In one example of crowdsourced data being combined with more traditional sources, IBM has just embarked on a collaboration with the Open Government Initiative of Sierra Leone, telecom provider Airtel, and other groups to help officials “collect, analyze, and disseminate information” about the Ebola outbreak via “a citizen engagement and analytics system.” Starting from public reports sent via SMS and voice calls, this platform uses the anonymized geographical data to create “heat maps” to help identify areas where Ebola is starting to appear. An unrelated tool, HealthMap.org, used aggregated crowd and social data to surface early indications of Ebola in Guinea almost 10 days before the WHO officially announced the outbreak. HealthMap may have succeeded as an early warning in the Guinea example, but aggregating news and social chatter generates “a lot of noise,” as this World Bank commentary notes.

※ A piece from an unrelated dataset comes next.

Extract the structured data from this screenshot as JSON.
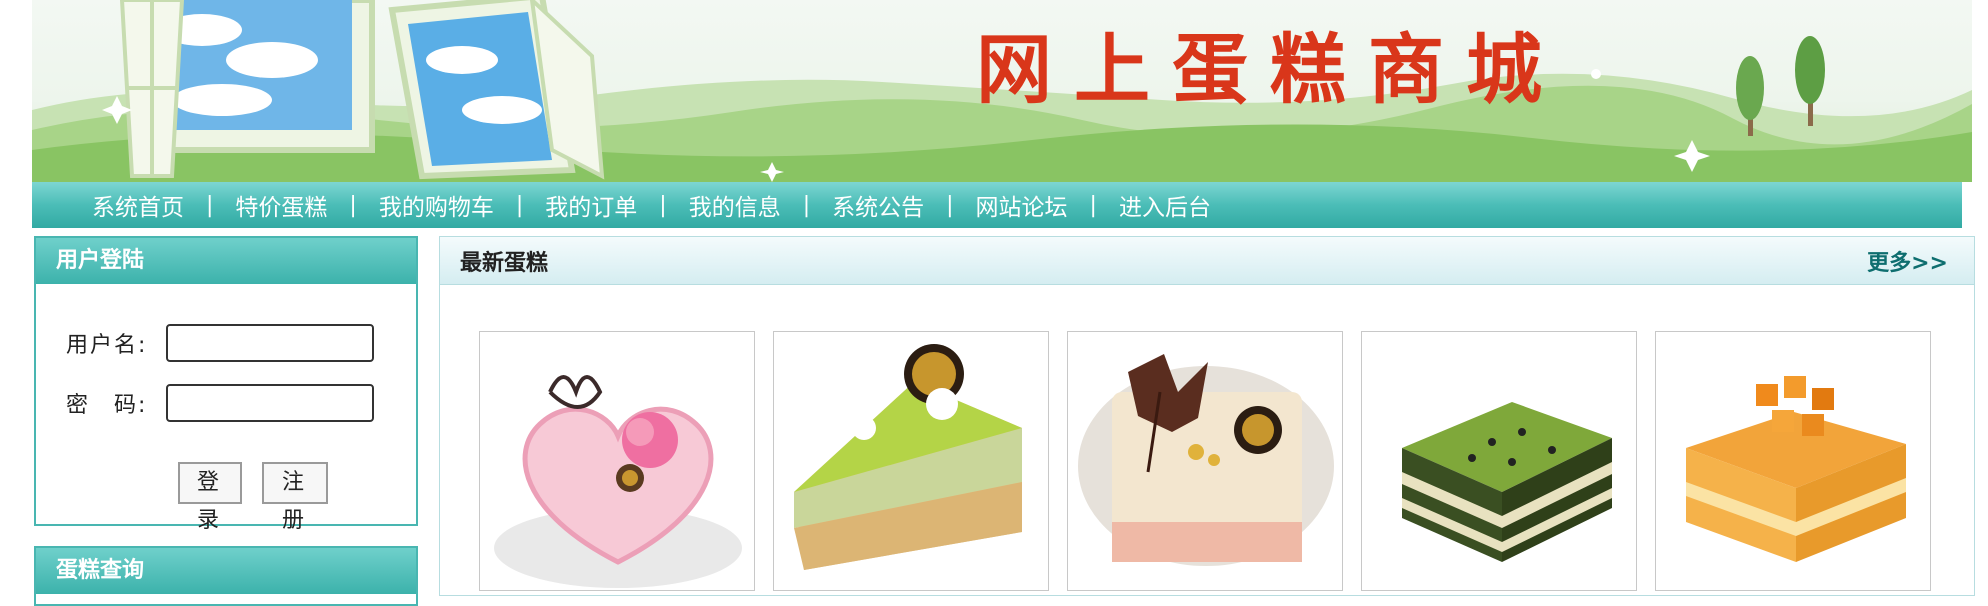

It takes high-touch analysis by software and analysts to yield “more valuable signals” from the social stream. It will take a great deal of work and learning to develop the tools, practices, and rules for combining crowdsourced data with official data sources to inform how we govern. At GovLab, we are undertaking new work in 2015 to improve our understanding of what kinds of information crowdsourcing can yield about companies, their asset flows, and economic impacts. We will focus on information about extractive sector companies, given their deep economic and environmental impact and the international transparency standards that could help provide a base of data.
Finally, the best start on this path is to foster new models of trust between governments and citizens. Citizens have traditionally been petitioners, not partners, in policymaking. They have “extensive experience in monitoring implementation of public programs, but little exposure to sustained engagement when it comes to planning and budgeting with local governments,” as The Enhancing Transparency Impact (ETI) Project in the Philippines reflected on the OGP website in March. Governments at all levels will need to collaborate with citizen groups to define new models of sustained engagement if citizens are to be enlisted to help enhance what we know.